Le conseguenze del rinvio del referendum costituzionale

Nello scontro tra islamisti, Morsi sceglie i fratelli più duri

Carlo Panella

La piazza egiziana ieri era ancora piena, sette cortei paralleli nel venerdì della preghiera al Cairo, con scontri davanti al palazzo presidenziale, con sfondamento delle barricate. Dietro a quelle porte, mentre il presidente Mohammed Morsi sembra intenzionato a posticipare il referendum costituzionale previsto per il 15 dicembre, continua la lotta più dura: la lacerazione all’interno dei Fratelli musulmani. Le dimissioni di Saif Abdel Fattah, consigliere di Morsi, e di tutti e sedici i consiglieri presidenziali hanno svelato le fratture che tormentano la componente islamista e la stessa Fratellanza.

    La piazza egiziana ieri era ancora piena, sette cortei paralleli nel venerdì della preghiera al Cairo, con scontri davanti al palazzo presidenziale, con sfondamento delle barricate. Dietro a quelle porte, mentre il presidente Mohammed Morsi sembra intenzionato a posticipare il referendum costituzionale previsto per il 15 dicembre, continua la lotta più dura: la lacerazione all’interno dei Fratelli musulmani. Le dimissioni di Saif Abdel Fattah, consigliere di Morsi, e di tutti e sedici i consiglieri presidenziali hanno svelato le fratture che tormentano la componente islamista e la stessa Fratellanza.

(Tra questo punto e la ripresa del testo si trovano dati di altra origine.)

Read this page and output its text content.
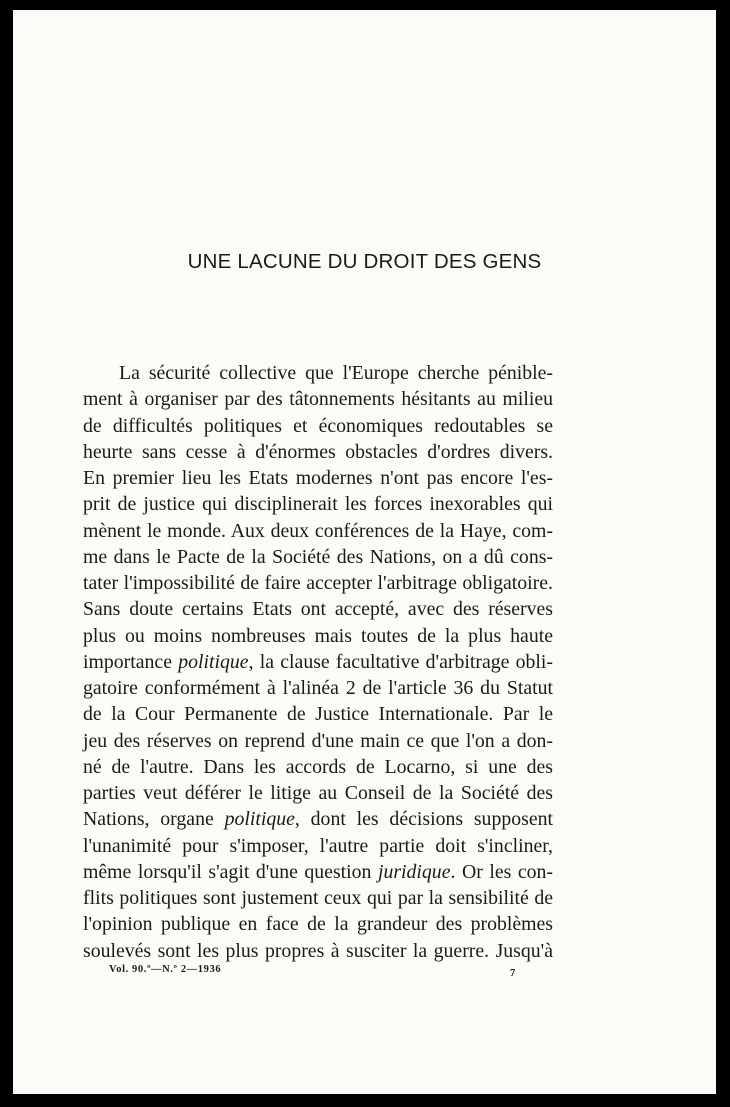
UNE LACUNE DU DROIT DES GENS
La sécurité collective que l'Europe cherche pénible-
ment à organiser par des tâtonnements hésitants au milieu
de difficultés politiques et économiques redoutables se
heurte sans cesse à d'énormes obstacles d'ordres divers.
En premier lieu les Etats modernes n'ont pas encore l'es-
prit de justice qui disciplinerait les forces inexorables qui
mènent le monde. Aux deux conférences de la Haye, com-
me dans le Pacte de la Société des Nations, on a dû cons-
tater l'impossibilité de faire accepter l'arbitrage obligatoire.
Sans doute certains Etats ont accepté, avec des réserves
plus ou moins nombreuses mais toutes de la plus haute
importance politique, la clause facultative d'arbitrage obli-
gatoire conformément à l'alinéa 2 de l'article 36 du Statut
de la Cour Permanente de Justice Internationale. Par le
jeu des réserves on reprend d'une main ce que l'on a don-
né de l'autre. Dans les accords de Locarno, si une des
parties veut déférer le litige au Conseil de la Société des
Nations, organe politique, dont les décisions supposent
l'unanimité pour s'imposer, l'autre partie doit s'incliner,
même lorsqu'il s'agit d'une question juridique. Or les con-
flits politiques sont justement ceux qui par la sensibilité de
l'opinion publique en face de la grandeur des problèmes
soulevés sont les plus propres à susciter la guerre. Jusqu'à
Vol. 90.º—N.º 2—1936	7
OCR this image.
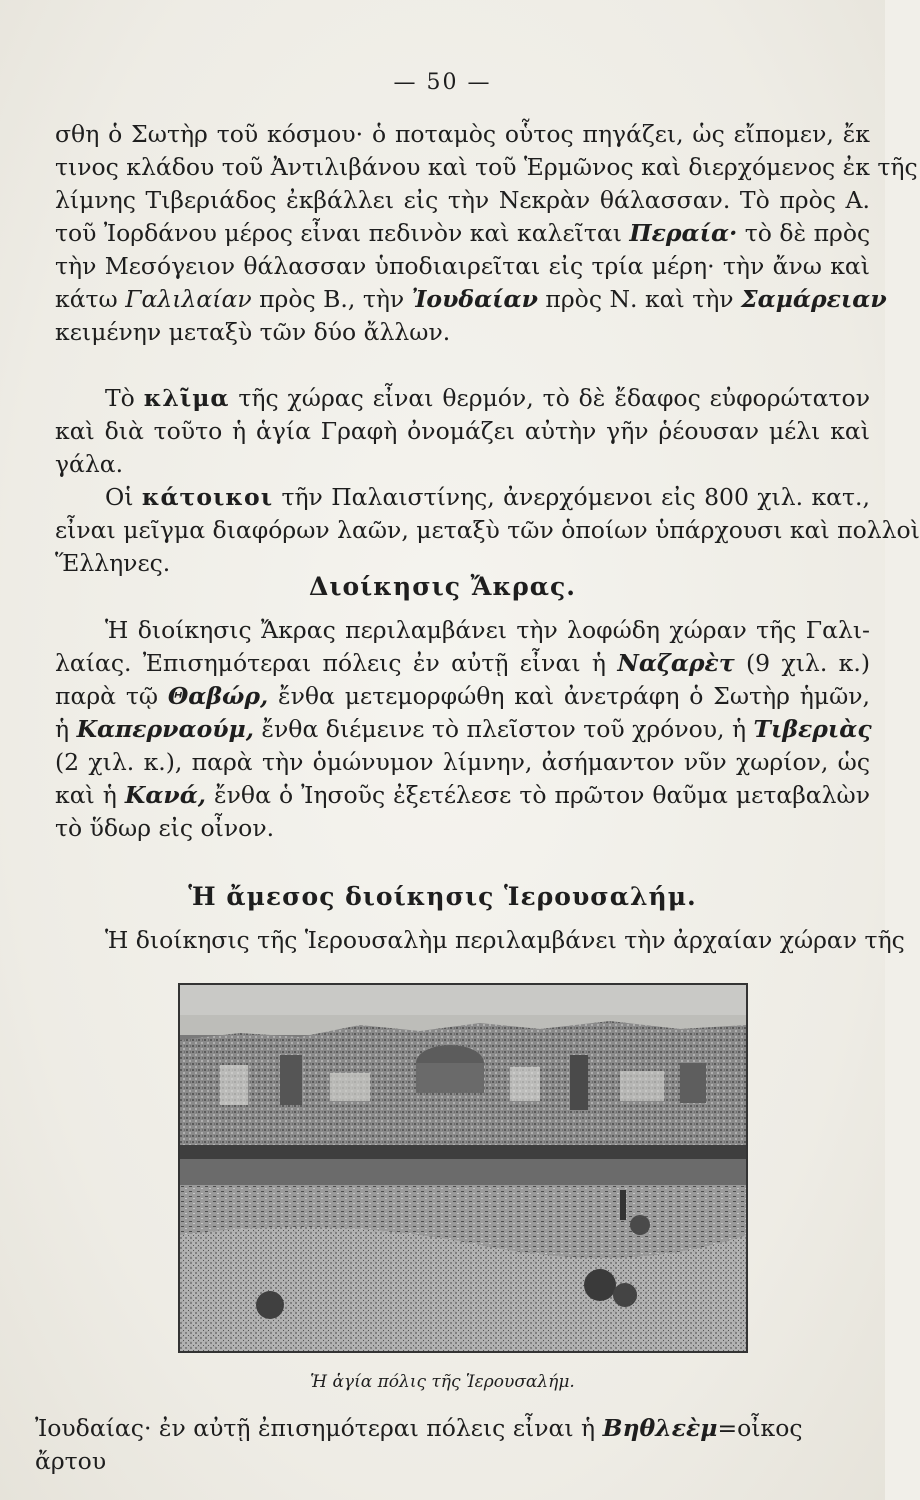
— 50 —
σθη ὁ Σωτὴρ τοῦ κόσμου· ὁ ποταμὸς οὗτος πηγάζει, ὡς εἴπομεν, ἔκ
τινος κλάδου τοῦ Ἀντιλιβάνου καὶ τοῦ Ἑρμῶνος καὶ διερχόμενος ἐκ τῆς
λίμνης Τιβεριάδος ἐκβάλλει εἰς τὴν Νεκρὰν θάλασσαν. Τὸ πρὸς Α.
τοῦ Ἰορδάνου μέρος εἶναι πεδινὸν καὶ καλεῖται Περαία· τὸ δὲ πρὸς
τὴν Μεσόγειον θάλασσαν ὑποδιαιρεῖται εἰς τρία μέρη· τὴν ἄνω καὶ
κάτω Γαλιλαίαν πρὸς Β., τὴν Ἰουδαίαν πρὸς Ν. καὶ τὴν Σαμάρειαν
κειμένην μεταξὺ τῶν δύο ἄλλων.
Τὸ κλῖμα τῆς χώρας εἶναι θερμόν, τὸ δὲ ἔδαφος εὐφορώτατον
καὶ διὰ τοῦτο ἡ ἁγία Γραφὴ ὀνομάζει αὐτὴν γῆν ῥέουσαν μέλι καὶ
γάλα.
Οἱ κάτοικοι τῆν Παλαιστίνης, ἀνερχόμενοι εἰς 800 χιλ. κατ.,
εἶναι μεῖγμα διαφόρων λαῶν, μεταξὺ τῶν ὁποίων ὑπάρχουσι καὶ πολλοὶ
Ἕλληνες.
Διοίκησις Ἄκρας.
Ἡ διοίκησις Ἄκρας περιλαμβάνει τὴν λοφώδη χώραν τῆς Γαλι-
λαίας. Ἐπισημότεραι πόλεις ἐν αὐτῇ εἶναι ἡ Ναζαρὲτ (9 χιλ. κ.)
παρὰ τῷ Θαβώρ, ἔνθα μετεμορφώθη καὶ ἀνετράφη ὁ Σωτὴρ ἡμῶν,
ἡ Καπερναούμ, ἔνθα διέμεινε τὸ πλεῖστον τοῦ χρόνου, ἡ Τιβεριὰς
(2 χιλ. κ.), παρὰ τὴν ὁμώνυμον λίμνην, ἀσήμαντον νῦν χωρίον, ὡς
καὶ ἡ Κανά, ἔνθα ὁ Ἰησοῦς ἐξετέλεσε τὸ πρῶτον θαῦμα μεταβαλὼν
τὸ ὕδωρ εἰς οἶνον.
Ἡ ἄμεσος διοίκησις Ἱερουσαλήμ.
Ἡ διοίκησις τῆς Ἱερουσαλὴμ περιλαμβάνει τὴν ἀρχαίαν χώραν τῆς
Ἡ ἁγία πόλις τῆς Ἱερουσαλήμ.
Ἰουδαίας· ἐν αὐτῇ ἐπισημότεραι πόλεις εἶναι ἡ Βηθλεὲμ=οἶκος ἄρτου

La crisi è stata innescata dalla decisione di Mahamud Hussein, segretario generale dei Fratelli musulmani e leader della corrente “populista” e tradizionalmente più legata al Qatar e a Riad, di a costringere Morsi ad assumere potere semidittatoriali, e anticipare la pubblicazione della Costituzione. . Intanto sventolava sul Palazzo lo spettro di un “complotto”, che altro non era se non il tentativo dell’ala della Fratellanza più moderata – che ha come riferimento l’Akp del premier turco Recep Tayyp Erdogan – di scendere a patti con l’opposizione egiziana per la definizione di una Costituzione meno sbilanciata sulla sharia.

    Abdel Fattah, il consigliere dimissionario di Morsi, non è certo un laico (“Tra Allah e il suo servo c’è la sharia” è il titolo di un suo recente saggio), ma è un islamista moderato che non intende essere complice della politica autoritaria che l’ala populista della Fratellanza cerca di imporre, anche a costo di innescare un’altra guerra civile. Le sue posizioni, così come quelle di altri collaboratori di Morsi, sono assimilabili a quelle di Mohammed Gannuchi, leader della Fratellanza della Tunisia, che tenta di governare il paese di concerto con i partiti laici, pur minoritari. Pressato da Mahamud Hussein e dall’iperfondamentalista Mohammed Badie – leader mondiale della Fratellanza – Morsi ha però deciso di recidere i legami con la componente islamista moderata e ha assunto i pieni poteri in stile dittatoriale. Il risultato ottenuto è però ben diverso da quanto sperato: la mossa di Morsi ha compiuto il miracolo di unire una opposizione laica egiziana da sempre divisa, di affiancarle molti esponenti islamisti, di provocare le dimissioni del cristiano Rafiq Harbib, vicepresidente del partito Giustizia e Libertà (proiezione politica della Fratellanza) e persino di creare una pericolosa tensione con i generali egiziani.

    Ieri il ministro dell’Interno, l’ammiraglio Ahamed Gamal Eddin, garante della lealtà di Morsi al quadro di comando militare dopo l’estromissione concordata del feldmaresciallo Hussein al Tantawi, primo successore del rais Mubarak, è stato accusato da Mohammed Hussein di essere “responsabile” dell’assalto subito giovedì dalla sede principale della Fratellanza nel quartiere Muqattam del Cairo: avrebbe ordinato alle forze di sicurezza di “stare a guardare i 3.500 militanti dell’opposizione che incendiavano l’edificio senza fare nulla per impedire lo scempio”. L’accusa forse non è del tutto infondata (assalti simili, non contrastati dalle forze di sicurezze, erano già avvenuti a Ismailia e Suez) ed è il sintomo di un atteggiamento dei militari non allineato a difesa della Fratellanza.
    Con la prima grave crisi interna al blocco islamista, il Fronte delle opposizioni, in cui figurano Mohamed ElBaradei, Amr Moussa e Hamdeen Sabbahi, ieri ha rifiutato l’invito al dialogo (accompagnato però da dure affermazioni sul “diritto di comando” della maggioranza) pronunciato da un Morsi costretto a registrare l’appello nel comando della Guardia nazionale (probabilmente più timoroso dei suoi avversari interni che della piazza).